This morning I was looking through old journals from this summer and I stumbled across something I wrote in August that I shared on an old blog of mine, A Ray of Sunshine …as I read through my own words I felt like I was being reminded of the the sweet, carefree, and joyous spirit that I had this last summer. I miss that girl. I miss her adventurous spirit and her desire to submit to whatever the Lord has planned for her. I miss her constant laughter, her infectious smile, and her constant joy in even the simplest things.
I think through stressing out about jobs, money, and life in general, I have lost sight of that girl and all that she embodies.
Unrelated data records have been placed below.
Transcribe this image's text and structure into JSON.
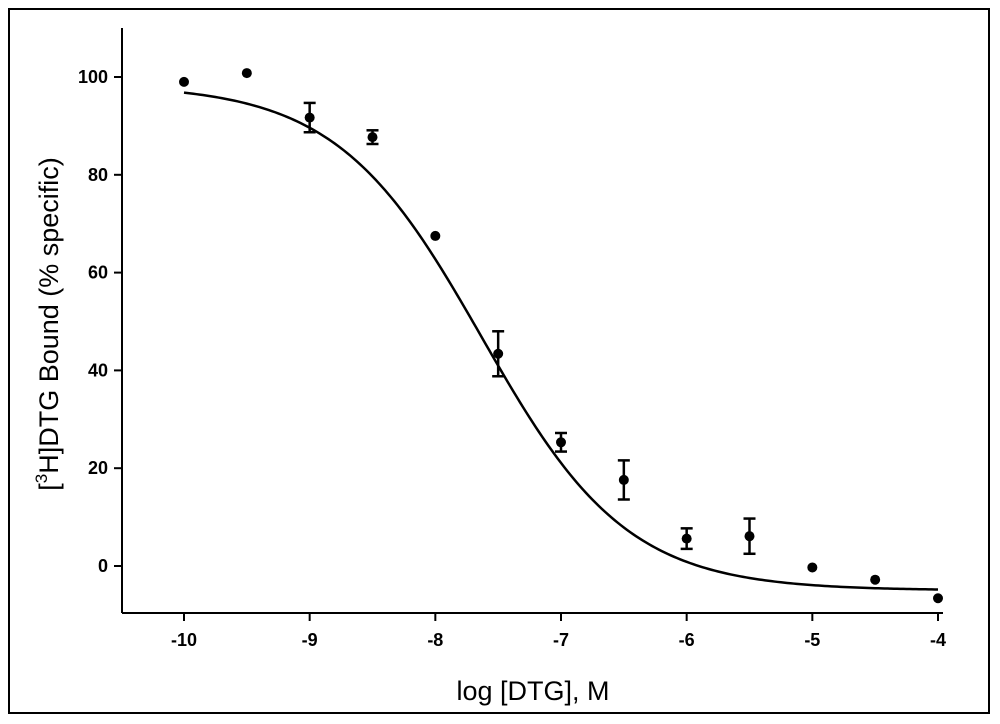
{
  "chart_data": {
    "type": "scatter",
    "title": "",
    "xlabel": "log [DTG], M",
    "ylabel": {
      "prefix": "[",
      "superscript": "3",
      "suffix": "H]DTG Bound (% specific)"
    },
    "xlim": [
      -10.5,
      -3.95
    ],
    "ylim": [
      -10,
      110
    ],
    "x_ticks": [
      -10,
      -9,
      -8,
      -7,
      -6,
      -5,
      -4
    ],
    "x_tick_labels": [
      "-10",
      "-9",
      "-8",
      "-7",
      "-6",
      "-5",
      "-4"
    ],
    "y_ticks": [
      0,
      20,
      40,
      60,
      80,
      100
    ],
    "y_tick_labels": [
      "0",
      "20",
      "40",
      "60",
      "80",
      "100"
    ],
    "grid": false,
    "legend": "none",
    "series": [
      {
        "points": [
          {
            "x": -10.0,
            "y": 99.0,
            "err": 0
          },
          {
            "x": -9.5,
            "y": 100.8,
            "err": 0
          },
          {
            "x": -9.0,
            "y": 91.7,
            "err": 3.0
          },
          {
            "x": -8.5,
            "y": 87.7,
            "err": 1.4
          },
          {
            "x": -8.0,
            "y": 67.5,
            "err": 0
          },
          {
            "x": -7.5,
            "y": 43.4,
            "err": 4.6
          },
          {
            "x": -7.0,
            "y": 25.3,
            "err": 1.9
          },
          {
            "x": -6.5,
            "y": 17.6,
            "err": 4.0
          },
          {
            "x": -6.0,
            "y": 5.6,
            "err": 2.1
          },
          {
            "x": -5.5,
            "y": 6.1,
            "err": 3.6
          },
          {
            "x": -5.0,
            "y": -0.3,
            "err": 0
          },
          {
            "x": -4.5,
            "y": -2.8,
            "err": 0
          },
          {
            "x": -4.0,
            "y": -6.6,
            "err": 0
          }
        ]
      }
    ],
    "fit_curve": {
      "type": "sigmoidal dose-response",
      "top": 98.5,
      "bottom": -5.0,
      "log_ic50": -7.63,
      "hill_slope": -0.75,
      "x_range": [
        -10,
        -4
      ]
    },
    "colors": {
      "marks": "#000000",
      "background": "#ffffff"
    }
  }
}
The crazy thing is, last summer was the most unstable and uncertain season I have ever experienced….and I’m not talking about the weather here people. I was unsure about jobs, my future, school, living situations, and so so so much more….but because of this, I clung to the Lord in a way that I never had before. Because of this, I was drawn so close to him and I was blessed with a truly amazing summer. My heart was so full of joy, love, and contentment.
But as the last days of summer dripped away like a melting ice cream cone, so did this joyous girl I once knew.
And now here I am, longing for more….but more of what? More adventures? More opportunities? More money? More clothes? I’ve discovered that none of that will do. In order to find that girl again, I must find less…less of me; less worry, less doubt, less discontentment, less anxiety, less criticism, less materialism, less control. It is when I find less of these things and more of Jesus that life falls into place according to HIS purpose instead of my own…and that is a beautiful thing.